Osceola (1804 – January 30, 1838), born as Billy Powell, became an influential leader of the Seminole in Florida. Of mixed parentage, Creek, Scots-Irish, and English, he was raised as a Creek by his mother, as the tribe had a matrilineal kinship system. They migrated to Florida when he was a child, with other Red Stick refugees, after their defeat in 1814 in the Creek Wars.

In 1836, Osceola led a small group of warriors in the Seminole resistance during the Second Seminole War, when the United States tried to remove the tribe from their lands in Florida. He became an adviser to Micanopy, the principal chief of the Seminole from 1825 to 1849. Osceola led the war resistance until he was captured in September 1837 by deception, under a flag of truce, when he went to a US fort for peace talks. Because of his renown, Osceola attracted visitors as well as leading portrait painters. He died a few months later in prison at Fort Moultrie in Charleston, South Carolina, of causes reported as an internal infection or malaria.

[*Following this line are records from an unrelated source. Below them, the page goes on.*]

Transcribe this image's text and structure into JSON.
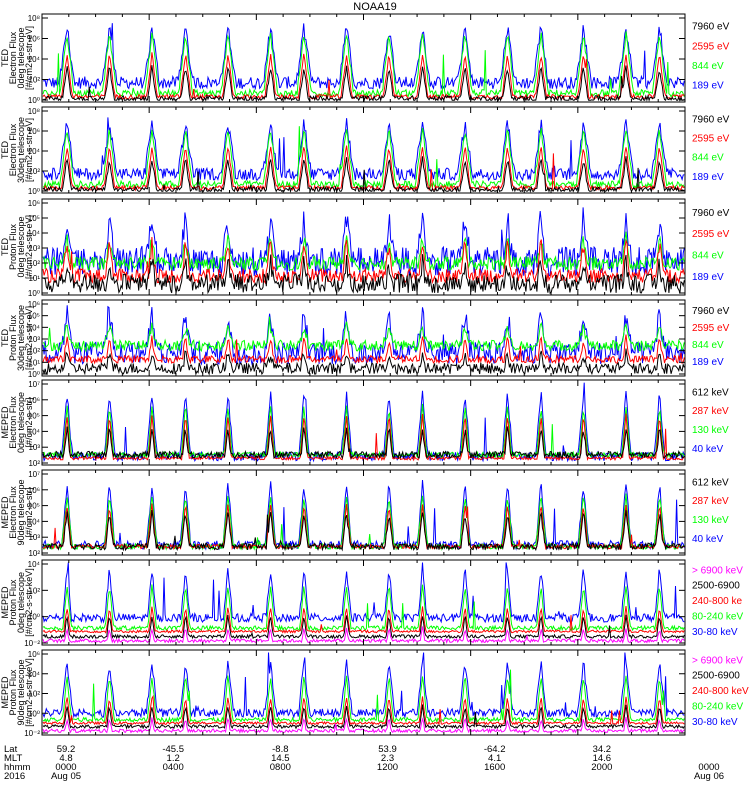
{
  "title": "NOAA19",
  "colors": {
    "black": "#000000",
    "red": "#ff0000",
    "green": "#00ff00",
    "blue": "#0000ff",
    "magenta": "#ff00ff"
  },
  "chart_data": [
    {
      "type": "line",
      "instrument": "TED",
      "ylabel": [
        "TED",
        "Electron Flux",
        "0deg telescope",
        "[#/cm2-s-str-eV]"
      ],
      "yticks": [
        "10⁰",
        "10²",
        "10⁴",
        "10⁶",
        "10⁸"
      ],
      "ylog": [
        0,
        8
      ],
      "series": [
        {
          "name": "7960 eV",
          "color": "black"
        },
        {
          "name": "2595 eV",
          "color": "red"
        },
        {
          "name": "844 eV",
          "color": "green"
        },
        {
          "name": "189 eV",
          "color": "blue"
        }
      ]
    },
    {
      "type": "line",
      "instrument": "TED",
      "ylabel": [
        "TED",
        "Electron Flux",
        "30deg telescope",
        "[#/cm2-s-str-eV]"
      ],
      "yticks": [
        "10⁰",
        "10²",
        "10⁴",
        "10⁶",
        "10⁸"
      ],
      "ylog": [
        0,
        8
      ],
      "series": [
        {
          "name": "7960 eV",
          "color": "black"
        },
        {
          "name": "2595 eV",
          "color": "red"
        },
        {
          "name": "844 eV",
          "color": "green"
        },
        {
          "name": "189 eV",
          "color": "blue"
        }
      ]
    },
    {
      "type": "line",
      "instrument": "TED",
      "ylabel": [
        "TED",
        "Proton Flux",
        "0deg telescope",
        "[#/cm2-s-str-eV]"
      ],
      "yticks": [
        "10⁰",
        "10¹",
        "10²",
        "10³",
        "10⁴",
        "10⁵",
        "10⁶"
      ],
      "ylog": [
        0,
        6
      ],
      "series": [
        {
          "name": "7960 eV",
          "color": "black"
        },
        {
          "name": "2595 eV",
          "color": "red"
        },
        {
          "name": "844 eV",
          "color": "green"
        },
        {
          "name": "189 eV",
          "color": "blue"
        }
      ]
    },
    {
      "type": "line",
      "instrument": "TED",
      "ylabel": [
        "TED",
        "Proton Flux",
        "30deg telescope",
        "[#/cm2-s-str-eV]"
      ],
      "yticks": [
        "10⁰",
        "10¹",
        "10²",
        "10³",
        "10⁴",
        "10⁵",
        "10⁶"
      ],
      "ylog": [
        0,
        6
      ],
      "series": [
        {
          "name": "7960 eV",
          "color": "black"
        },
        {
          "name": "2595 eV",
          "color": "red"
        },
        {
          "name": "844 eV",
          "color": "green"
        },
        {
          "name": "189 eV",
          "color": "blue"
        }
      ]
    },
    {
      "type": "line",
      "instrument": "MEPED",
      "ylabel": [
        "MEPED",
        "Electron Flux",
        "0deg telescope",
        "[#/cm2-s-str]"
      ],
      "yticks": [
        "10²",
        "10³",
        "10⁴",
        "10⁵",
        "10⁶",
        "10⁷"
      ],
      "ylog": [
        2,
        7
      ],
      "series": [
        {
          "name": "612 keV",
          "color": "black"
        },
        {
          "name": "287 keV",
          "color": "red"
        },
        {
          "name": "130 keV",
          "color": "green"
        },
        {
          "name": "40 keV",
          "color": "blue"
        }
      ]
    },
    {
      "type": "line",
      "instrument": "MEPED",
      "ylabel": [
        "MEPED",
        "Electron Flux",
        "90deg telescope",
        "[#/cm2-s-str]"
      ],
      "yticks": [
        "10²",
        "10³",
        "10⁴",
        "10⁵",
        "10⁶",
        "10⁷"
      ],
      "ylog": [
        2,
        7
      ],
      "series": [
        {
          "name": "612 keV",
          "color": "black"
        },
        {
          "name": "287 keV",
          "color": "red"
        },
        {
          "name": "130 keV",
          "color": "green"
        },
        {
          "name": "40 keV",
          "color": "blue"
        }
      ]
    },
    {
      "type": "line",
      "instrument": "MEPED",
      "ylabel": [
        "MEPED",
        "Proton Flux",
        "0deg telescope",
        "[#/cm2-s-str-keV]"
      ],
      "yticks": [
        "10⁻²",
        "10⁰",
        "10²",
        "10⁴"
      ],
      "ylog": [
        -2,
        6
      ],
      "series": [
        {
          "name": "> 6900 keV",
          "color": "magenta"
        },
        {
          "name": "2500-6900",
          "color": "black"
        },
        {
          "name": "240-800 ke",
          "color": "red"
        },
        {
          "name": "80-240 keV",
          "color": "green"
        },
        {
          "name": "30-80 keV",
          "color": "blue"
        }
      ]
    },
    {
      "type": "line",
      "instrument": "MEPED",
      "ylabel": [
        "MEPED",
        "Proton Flux",
        "90deg telescope",
        "[#/cm2-s-str-keV]"
      ],
      "yticks": [
        "10⁻²",
        "10⁰",
        "10²",
        "10⁴",
        "10⁶"
      ],
      "ylog": [
        -2,
        6
      ],
      "series": [
        {
          "name": "> 6900 keV",
          "color": "magenta"
        },
        {
          "name": "2500-6900",
          "color": "black"
        },
        {
          "name": "240-800 keV",
          "color": "red"
        },
        {
          "name": "80-240 keV",
          "color": "green"
        },
        {
          "name": "30-80 keV",
          "color": "blue"
        }
      ]
    }
  ],
  "footer": {
    "row_labels": [
      "Lat",
      "MLT",
      "hhmm",
      "2016"
    ],
    "columns": [
      {
        "lat": "59.2",
        "mlt": "4.8",
        "hhmm": "0000",
        "date": "Aug 05"
      },
      {
        "lat": "-45.5",
        "mlt": "1.2",
        "hhmm": "0400",
        "date": ""
      },
      {
        "lat": "-8.8",
        "mlt": "14.5",
        "hhmm": "0800",
        "date": ""
      },
      {
        "lat": "53.9",
        "mlt": "2.3",
        "hhmm": "1200",
        "date": ""
      },
      {
        "lat": "-64.2",
        "mlt": "4.1",
        "hhmm": "1600",
        "date": ""
      },
      {
        "lat": "34.2",
        "mlt": "14.6",
        "hhmm": "2000",
        "date": ""
      },
      {
        "lat": "",
        "mlt": "",
        "hhmm": "0000",
        "date": "Aug 06"
      }
    ]
  }
}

Osceola was named Billy Powell at birth in 1804 in the Creek village of Talisi. now known as Tallassee, Alabama, in current Elmore County. "The people in the town of Tallassee...were mixed-blood Native American/English/Irish/Scottish, and some were black. Billy was all of these." His mother was Polly Coppinger, a Creek woman, and his father was William Powell, an English trader. Polly was the daughter of Ann McQueen and Jose Coppinger. Because the Creek have a matrilineal kinship system, Polly and Ann's other children were all considered to be born into their mother's clan; they were reared as traditional Creek and gained their status from their mother's people. Ann McQueen was also mixed-race Creek; her father, James McQueen, was Scots-Irish. Ann was probably the sister or aunt of Peter McQueen, a prominent Creek leader and warrior. Like his mother, Billy was raised in the Creek tribe.